Rivals eye Village Roadshow
Pacific Equity Partners is understood to have put forward a proposal in the form of a financial lifeline to Village Roadshow ahead of the latest $400m-plus takeover play by rival BGH Capital.
It is understood that PEP, which last year bought the right to secure 19 per cent of the company held by the Kirby family and Graham Burke’s Village Roadshow Corporation, was understood to have offered liquidity in some form in recent weeks.
This was either through equity or debt.
But PEP is thought not to have made a revised takeover proposal following its pre-COVID-19 indicative bid launched in December that valued the theme park and cinema owner at about $761m on an equity value basis and was subject to due diligence.
No doubt, the latest offer by PEP was one that would have enabled the private equity firm to have gained an even stronger hold on the company so it could have made a revised proposal should conditions have improved.
On Monday, Village Roadshow announced it was in exclusive talks with BGH Capital, which had been granted four weeks of due diligence on the cinema and theme park operator for a takeover worth between $409.5m and $468m on an equity value basis.
Some see it as a brave move by the Australian buyout fund, which is headed by former TPG Capital Australia boss Ben Gray and former Macquarie Capital boss Robin Bishop and is offering between $2.10 and $2.40 per share for the business.
This year, before the onset of the COVID-19 pandemic, BGH had put forward a rival bid to the PEP offer, valuing the business at $780m, or $4 per share.
However, the price has now been dramatically slashed on the back of the COVID-19 concerns.
It is thought that PEP was more reserved on its COVID-19 recovery assumptions than BGH and Village Roadshow’s ability to withstand the tough conditions, which is why the private equity firm shied away from putting forward another revised takeover bid.
BGH has said it would offer shareholders $2.20 per share for the company and would add an additional 12c per share if its theme parks, Warner Bros World, Sea World and Movie World on the Gold Coast had already opened three days before shareholders met and voted on the transaction.

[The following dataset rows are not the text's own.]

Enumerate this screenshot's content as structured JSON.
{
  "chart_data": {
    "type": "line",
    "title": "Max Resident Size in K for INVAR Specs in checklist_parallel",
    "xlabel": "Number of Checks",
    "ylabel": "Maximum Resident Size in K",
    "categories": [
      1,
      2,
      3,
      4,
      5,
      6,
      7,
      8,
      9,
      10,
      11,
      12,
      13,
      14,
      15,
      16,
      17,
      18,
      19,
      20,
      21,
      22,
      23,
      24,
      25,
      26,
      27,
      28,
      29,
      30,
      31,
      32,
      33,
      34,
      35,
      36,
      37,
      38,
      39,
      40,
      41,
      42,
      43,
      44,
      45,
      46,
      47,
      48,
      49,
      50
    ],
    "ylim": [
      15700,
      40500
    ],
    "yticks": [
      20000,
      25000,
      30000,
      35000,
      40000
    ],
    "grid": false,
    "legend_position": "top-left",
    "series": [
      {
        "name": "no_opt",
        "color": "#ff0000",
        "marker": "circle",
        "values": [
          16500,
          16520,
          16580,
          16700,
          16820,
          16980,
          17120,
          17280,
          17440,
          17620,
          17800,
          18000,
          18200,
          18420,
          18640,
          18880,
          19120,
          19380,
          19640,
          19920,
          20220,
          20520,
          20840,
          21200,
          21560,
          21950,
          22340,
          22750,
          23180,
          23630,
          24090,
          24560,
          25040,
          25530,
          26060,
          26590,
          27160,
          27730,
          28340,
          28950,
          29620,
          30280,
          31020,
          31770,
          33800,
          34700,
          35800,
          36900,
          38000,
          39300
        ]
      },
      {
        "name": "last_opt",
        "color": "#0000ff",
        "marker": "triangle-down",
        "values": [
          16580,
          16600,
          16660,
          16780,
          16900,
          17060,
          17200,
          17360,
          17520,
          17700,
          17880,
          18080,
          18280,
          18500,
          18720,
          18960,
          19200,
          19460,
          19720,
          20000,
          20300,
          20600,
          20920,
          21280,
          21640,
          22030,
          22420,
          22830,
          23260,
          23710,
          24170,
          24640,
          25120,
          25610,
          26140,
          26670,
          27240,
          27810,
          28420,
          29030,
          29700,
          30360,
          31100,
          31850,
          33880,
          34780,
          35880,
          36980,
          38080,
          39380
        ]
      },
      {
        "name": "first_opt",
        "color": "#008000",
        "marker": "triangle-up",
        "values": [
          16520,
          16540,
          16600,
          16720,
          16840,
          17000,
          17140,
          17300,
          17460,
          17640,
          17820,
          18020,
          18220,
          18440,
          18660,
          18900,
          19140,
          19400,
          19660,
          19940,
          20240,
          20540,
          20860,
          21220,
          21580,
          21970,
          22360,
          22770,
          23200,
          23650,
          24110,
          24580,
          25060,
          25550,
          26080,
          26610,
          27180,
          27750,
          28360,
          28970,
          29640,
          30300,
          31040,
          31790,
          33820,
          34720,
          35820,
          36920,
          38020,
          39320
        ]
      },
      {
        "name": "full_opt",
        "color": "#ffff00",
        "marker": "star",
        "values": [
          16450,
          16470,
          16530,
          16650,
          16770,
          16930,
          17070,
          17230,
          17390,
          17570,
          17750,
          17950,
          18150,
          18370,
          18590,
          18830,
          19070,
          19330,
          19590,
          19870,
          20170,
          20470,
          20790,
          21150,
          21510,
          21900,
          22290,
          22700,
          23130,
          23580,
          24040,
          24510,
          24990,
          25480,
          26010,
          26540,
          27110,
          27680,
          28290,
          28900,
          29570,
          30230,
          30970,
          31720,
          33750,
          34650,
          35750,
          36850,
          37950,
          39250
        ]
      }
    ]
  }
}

It would add an additional 8c per share if the cinemas open up in the same time frame.
Shareholders have the option of choosing two structures for the deal – one where the privately held Village Roadshow Corporation, which owns about 40 per cent of the company, is bought out before a takeover is launched for the whole of the listed Village Roadshow via a scheme of arrangement.
The other option is one where shareholders vote on a scheme of arrangement and have the option of taking cash or scrip.
In this offer, the base price would start at $2.10 per share.
A break fee of $4.29m exists should a deal not proceed.
The majority family shareholders, John and Robert Kirby, and Graham Burke are keen to go along for the ride once Village Roadshow becomes a private company.
Clark Kirby would hope to remain as the chief executive and Robert Kirby as chairman once the company is privatised.
The offer is subject to due diligence, funding and no deterioration in the market conditions or outlook.
The company, said to be severely cash strapped, with its cinemas and theme parks closed, has net debt of $284m and cash of $5m.
It expects net debt to be $315m by the end of next month and is in advanced talks to increase debt with lenders.
Village Cinemas is one of Australia’s largest cinema operators, and combined with joint venture partner Event Hospitality & Entertainment Limited has nearly 600 screens across 58 sites across all Australian states.
The big challenge for cinema chains right now is that they need Hollywood film studios to release content globally, and they will not release content for Australia alone.
They also require enough people allowed in their complexes to make them profitable.
BGH Capital is working with JPMorgan and Goldman Sachs.
UBS and Stratford Advisory Group are acting as financial advisers and MinterEllison as legal adviser to Village.
PEP had been working with Highbury Partnership.